Un nouveau « front populaire » ?

Par Jean-Louis

Marie-Noëlle Lienemann et Émmanuel Maurel viennent de quitter le PS. Avec 650 membres de ce parti, ils ont annoncé « une scission » – scission d’un parti bourgeois, faut-il le rappeler ? – dénommée « l’alternative pour un programme républicain, écologiste et socialiste » (Après). Lors de la conférence de presse, ils ont annoncé en substance vouloir s’allier à d’autres regroupements dont, d’emblée, le MRC, fondé par J.‑P Chevènement, puis la France Insoumise, les secteurs constitués autour de B. Hamon et Y. Jadot, etc, etc.

Cette coalition aurait comme perspective, selon les fondateurs d’« Après », l’avènement d’un « front populaire du XXIe siècle » !!! Si nous comprenons bien, « au XXIe siècle », un nouveau front populaire aurait donc comme aile droite l’attelage « Après »-MRC qui tiendrait le rôle du parti radical d’É. Herriot en 1936…

Comme la prétendue défense des acquis ouvriers et démocratiques de l’entre-deux guerres et de l’après seconde Guerre mondiale se mène parfois au nom des « conquêtes du Front populaire et du programme du CNR (Conseil national de la résistance) », il nous semble nécessaire de clarifier ici les cadres politiques qui se cachent derrière ces appellations.

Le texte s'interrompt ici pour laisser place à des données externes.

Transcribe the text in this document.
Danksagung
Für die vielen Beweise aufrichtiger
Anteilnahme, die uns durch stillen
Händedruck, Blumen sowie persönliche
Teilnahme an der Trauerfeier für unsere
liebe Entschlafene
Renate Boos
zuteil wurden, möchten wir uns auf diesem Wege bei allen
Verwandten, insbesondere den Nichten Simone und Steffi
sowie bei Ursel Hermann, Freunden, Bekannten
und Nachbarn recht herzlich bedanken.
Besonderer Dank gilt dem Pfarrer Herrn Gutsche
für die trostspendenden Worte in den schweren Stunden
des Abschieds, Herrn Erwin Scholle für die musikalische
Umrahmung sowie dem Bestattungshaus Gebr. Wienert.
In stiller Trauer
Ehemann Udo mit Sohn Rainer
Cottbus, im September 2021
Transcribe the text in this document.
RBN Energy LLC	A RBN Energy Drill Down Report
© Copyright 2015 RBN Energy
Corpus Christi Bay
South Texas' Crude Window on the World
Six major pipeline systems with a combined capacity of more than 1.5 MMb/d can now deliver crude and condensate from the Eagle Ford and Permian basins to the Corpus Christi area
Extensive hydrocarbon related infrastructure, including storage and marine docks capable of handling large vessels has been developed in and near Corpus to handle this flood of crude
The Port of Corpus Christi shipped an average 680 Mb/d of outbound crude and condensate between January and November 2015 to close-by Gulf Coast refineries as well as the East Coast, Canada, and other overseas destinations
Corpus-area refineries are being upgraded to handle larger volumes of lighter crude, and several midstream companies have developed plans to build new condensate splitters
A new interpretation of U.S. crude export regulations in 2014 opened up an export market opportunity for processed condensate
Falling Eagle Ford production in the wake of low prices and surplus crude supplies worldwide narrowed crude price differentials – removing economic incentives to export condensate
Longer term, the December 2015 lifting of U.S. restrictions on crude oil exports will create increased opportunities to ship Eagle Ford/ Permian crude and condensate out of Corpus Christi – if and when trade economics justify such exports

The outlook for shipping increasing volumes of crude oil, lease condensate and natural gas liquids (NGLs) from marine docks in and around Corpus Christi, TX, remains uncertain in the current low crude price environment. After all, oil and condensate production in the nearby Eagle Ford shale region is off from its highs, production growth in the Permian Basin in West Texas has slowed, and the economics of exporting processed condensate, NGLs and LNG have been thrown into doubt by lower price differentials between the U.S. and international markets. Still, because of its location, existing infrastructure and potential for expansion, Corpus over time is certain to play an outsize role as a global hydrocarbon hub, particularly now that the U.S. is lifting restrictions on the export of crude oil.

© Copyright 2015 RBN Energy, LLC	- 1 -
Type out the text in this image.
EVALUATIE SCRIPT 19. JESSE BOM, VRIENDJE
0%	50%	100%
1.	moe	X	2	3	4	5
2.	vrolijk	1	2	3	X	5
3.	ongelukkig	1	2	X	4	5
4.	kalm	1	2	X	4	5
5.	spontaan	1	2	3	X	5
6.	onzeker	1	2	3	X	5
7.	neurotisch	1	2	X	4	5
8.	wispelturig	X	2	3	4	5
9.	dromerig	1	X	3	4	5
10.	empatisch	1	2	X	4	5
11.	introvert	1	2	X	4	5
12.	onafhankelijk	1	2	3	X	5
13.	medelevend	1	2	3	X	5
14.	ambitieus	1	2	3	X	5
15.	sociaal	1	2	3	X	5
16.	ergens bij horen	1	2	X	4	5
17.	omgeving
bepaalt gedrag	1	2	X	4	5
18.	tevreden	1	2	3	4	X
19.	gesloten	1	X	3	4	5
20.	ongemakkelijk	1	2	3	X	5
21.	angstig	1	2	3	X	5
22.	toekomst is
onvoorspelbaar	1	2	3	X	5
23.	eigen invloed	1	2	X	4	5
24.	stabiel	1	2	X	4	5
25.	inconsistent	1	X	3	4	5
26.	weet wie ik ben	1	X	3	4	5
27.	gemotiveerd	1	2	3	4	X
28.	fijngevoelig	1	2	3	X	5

D’autant qu’elles ramènent souvent à la phraséologie des dirigeants du PCF ou de la CGT.

Le « Front populaire »

Après sa désastreuse politique du « social-fascisme » rejetant comme « jumeaux » social-démocratie et fascisme, politique qui a eu pour conséquence l’arrivée d’Hitler au pouvoir en Allemagne, Staline lance la stratégie du front populaire. Cette fois, il s’agit d’une alliance des partis ouvriers de l’époque avec un secteur « républicain » de la bourgeoisie, sous prétexte de faire barrage au fascisme.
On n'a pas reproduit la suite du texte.